Dedicated Inference key capabilities
On top of the capabilities common to all CoreWeave Inference options, Dedicated Inference gives you:- Bring Your Own Weights (BYOW): Upload custom model weights to CoreWeave Object Storage and deploy them without operating the underlying clusters.
- Inference runtime selection: Choose a supported inference runtime (
vllm) with version pinning. - Gateways with traffic management: Configure authentication, body-based or path-based routing, and load balancing across multiple deployments behind a single endpoint.
- Capacity claims: Reserve GPU capacity for your inference workloads.

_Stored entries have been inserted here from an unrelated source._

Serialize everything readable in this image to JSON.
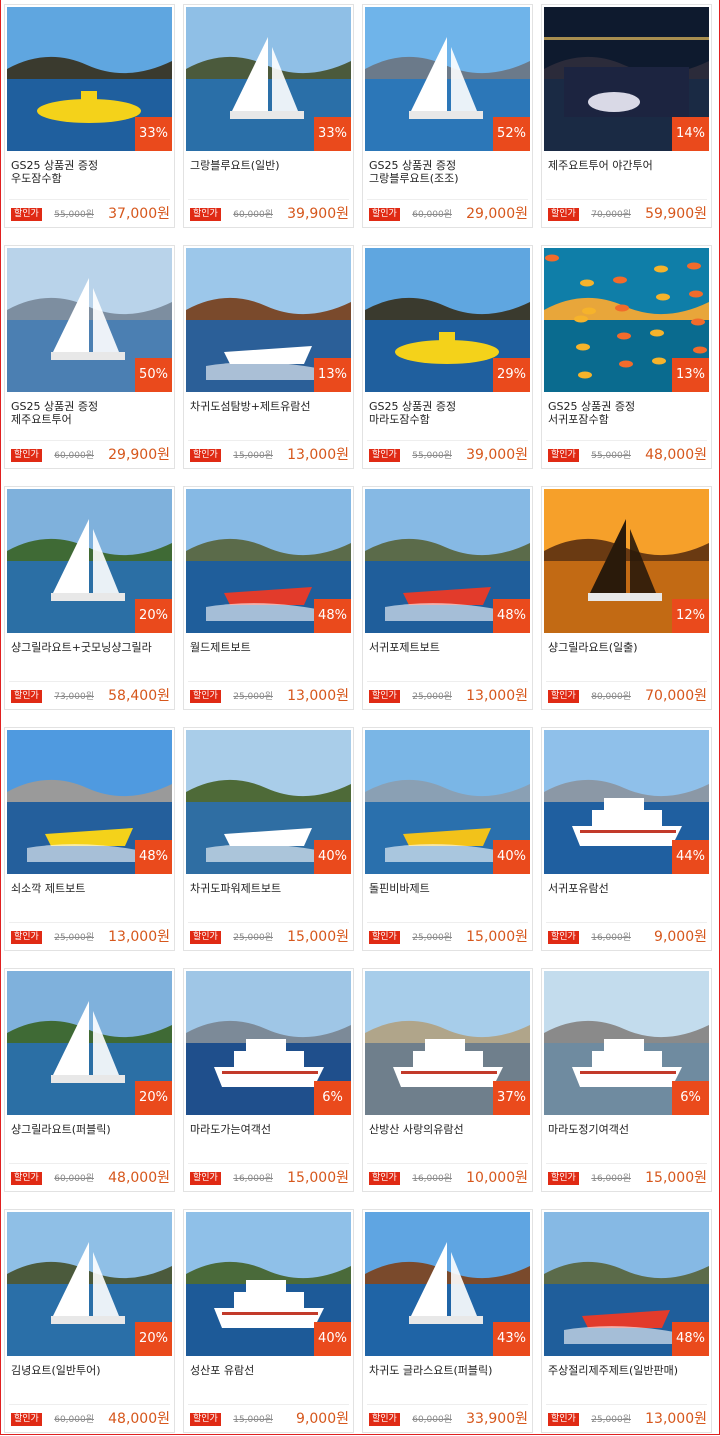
{
  "badge_label": "할인가",
  "colors": {
    "discount_badge": "#ea4a1c",
    "price": "#d6571c",
    "sale_label": "#e02a14",
    "frame": "#e02020"
  },
  "products": [
    {
      "title": "GS25 상품권 증정\n우도잠수함",
      "discount": "33%",
      "original_price": "55,000원",
      "sale_price": "37,000원",
      "image_icon": "yellow-submarine-icon"
    },
    {
      "title": "그랑블루요트(일반)",
      "discount": "33%",
      "original_price": "60,000원",
      "sale_price": "39,900원",
      "image_icon": "catamaran-icon"
    },
    {
      "title": "GS25 상품권 증정\n그랑블루요트(조조)",
      "discount": "52%",
      "original_price": "60,000원",
      "sale_price": "29,000원",
      "image_icon": "sailboat-icon"
    },
    {
      "title": "제주요트투어 야간투어",
      "discount": "14%",
      "original_price": "70,000원",
      "sale_price": "59,900원",
      "image_icon": "night-yacht-icon"
    },
    {
      "title": "GS25 상품권 증정\n제주요트투어",
      "discount": "50%",
      "original_price": "60,000원",
      "sale_price": "29,900원",
      "image_icon": "sailing-couple-icon"
    },
    {
      "title": "차귀도섬탐방+제트유람선",
      "discount": "13%",
      "original_price": "15,000원",
      "sale_price": "13,000원",
      "image_icon": "jet-cruiser-icon"
    },
    {
      "title": "GS25 상품권 증정\n마라도잠수함",
      "discount": "29%",
      "original_price": "55,000원",
      "sale_price": "39,000원",
      "image_icon": "yellow-submarine-icon"
    },
    {
      "title": "GS25 상품권 증정\n서귀포잠수함",
      "discount": "13%",
      "original_price": "55,000원",
      "sale_price": "48,000원",
      "image_icon": "reef-fish-icon"
    },
    {
      "title": "샹그릴라요트+굿모닝샹그릴라",
      "discount": "20%",
      "original_price": "73,000원",
      "sale_price": "58,400원",
      "image_icon": "catamaran-sail-icon"
    },
    {
      "title": "월드제트보트",
      "discount": "48%",
      "original_price": "25,000원",
      "sale_price": "13,000원",
      "image_icon": "jet-boat-icon"
    },
    {
      "title": "서귀포제트보트",
      "discount": "48%",
      "original_price": "25,000원",
      "sale_price": "13,000원",
      "image_icon": "jet-boat-icon"
    },
    {
      "title": "샹그릴라요트(일출)",
      "discount": "12%",
      "original_price": "80,000원",
      "sale_price": "70,000원",
      "image_icon": "sunset-sailboat-icon"
    },
    {
      "title": "쇠소깍 제트보트",
      "discount": "48%",
      "original_price": "25,000원",
      "sale_price": "13,000원",
      "image_icon": "lighthouse-jetboat-icon"
    },
    {
      "title": "차귀도파워제트보트",
      "discount": "40%",
      "original_price": "25,000원",
      "sale_price": "15,000원",
      "image_icon": "power-jetboat-icon"
    },
    {
      "title": "돌핀비바제트",
      "discount": "40%",
      "original_price": "25,000원",
      "sale_price": "15,000원",
      "image_icon": "viva-jet-icon"
    },
    {
      "title": "서귀포유람선",
      "discount": "44%",
      "original_price": "16,000원",
      "sale_price": "9,000원",
      "image_icon": "ferry-icon"
    },
    {
      "title": "샹그릴라요트(퍼블릭)",
      "discount": "20%",
      "original_price": "60,000원",
      "sale_price": "48,000원",
      "image_icon": "catamaran-sail-icon"
    },
    {
      "title": "마라도가는여객선",
      "discount": "6%",
      "original_price": "16,000원",
      "sale_price": "15,000원",
      "image_icon": "passenger-ship-icon"
    },
    {
      "title": "산방산 사랑의유람선",
      "discount": "37%",
      "original_price": "16,000원",
      "sale_price": "10,000원",
      "image_icon": "docked-ship-icon"
    },
    {
      "title": "마라도정기여객선",
      "discount": "6%",
      "original_price": "16,000원",
      "sale_price": "15,000원",
      "image_icon": "boarding-ship-icon"
    },
    {
      "title": "김녕요트(일반투어)",
      "discount": "20%",
      "original_price": "60,000원",
      "sale_price": "48,000원",
      "image_icon": "catamaran-icon"
    },
    {
      "title": "성산포 유람선",
      "discount": "40%",
      "original_price": "15,000원",
      "sale_price": "9,000원",
      "image_icon": "cruise-ship-icon"
    },
    {
      "title": "차귀도 글라스요트(퍼블릭)",
      "discount": "43%",
      "original_price": "60,000원",
      "sale_price": "33,900원",
      "image_icon": "rock-sailboat-icon"
    },
    {
      "title": "주상절리제주제트(일반판매)",
      "discount": "48%",
      "original_price": "25,000원",
      "sale_price": "13,000원",
      "image_icon": "jet-boat-icon"
    }
  ]
}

- Zone selection: Deploy gateways into specific CoreWeave Availability Zones to optimize for latency, data locality, or compliance requirements.
- Autoscaling: Configure minimum and maximum replicas with concurrency targets.
Core resources
Dedicated Inference is built around three resource types you create and manage through the Inference API:- Gateways provide routable endpoints that handle authentication, load balancing, and traffic routing to your model deployments. When you create a gateway, you select a CoreWeave Availability Zone and a routing mode (body-based, header-based, or path-based). Each gateway exposes an external-facing API that your applications use to access your models.
- Deployments configure model serving instances, including the inference runtime, GPU type, model weights location in Object Storage, and autoscaling parameters. Each deployment runs your model on dedicated GPU infrastructure and attaches to one or more gateways.
- Capacity claims manage hardware resource reservations and provide reserved GPU capacity for your inference workloads independent of any single deployment.
Manage endpoints
After you create your initial resources, you can manage the full lifecycle of your inference endpoints:- Create: Deploy a model endpoint by creating a gateway and one or more deployments. Select your GPU type, inference runtime, model weights location, and scaling parameters.
- Update: Modify deployment configuration (scaling parameters, GPU type, or model weights) by sending a
PATCHwith the full updated specification. CoreWeave applies updates with rolling rollout where possible. - Delete: Remove deployments and gateways to stop serving and release the associated resources. Delete deployments before their parent gateway.
Monitoring
CoreWeave provides a Grafana dashboard to monitor inference usage and operational metrics. Use it to track request throughput, latency, GPU utilization, and endpoint health across your deployments. For access instructions, see Introduction to CoreWeave Grafana.Pricing
Dedicated Inference incurs no additional platform fees. You pay only for the underlying GPU or node usage that your deployments consume:- Node-based billing: For customers with existing reserved nodes, you can redirect reserved capacity to the inference platform at your existing rates.
- GPU-based billing: For on-demand workloads, you pay per GPU-hour. Choose the GPU type and view current rates on the CoreWeave pricing page.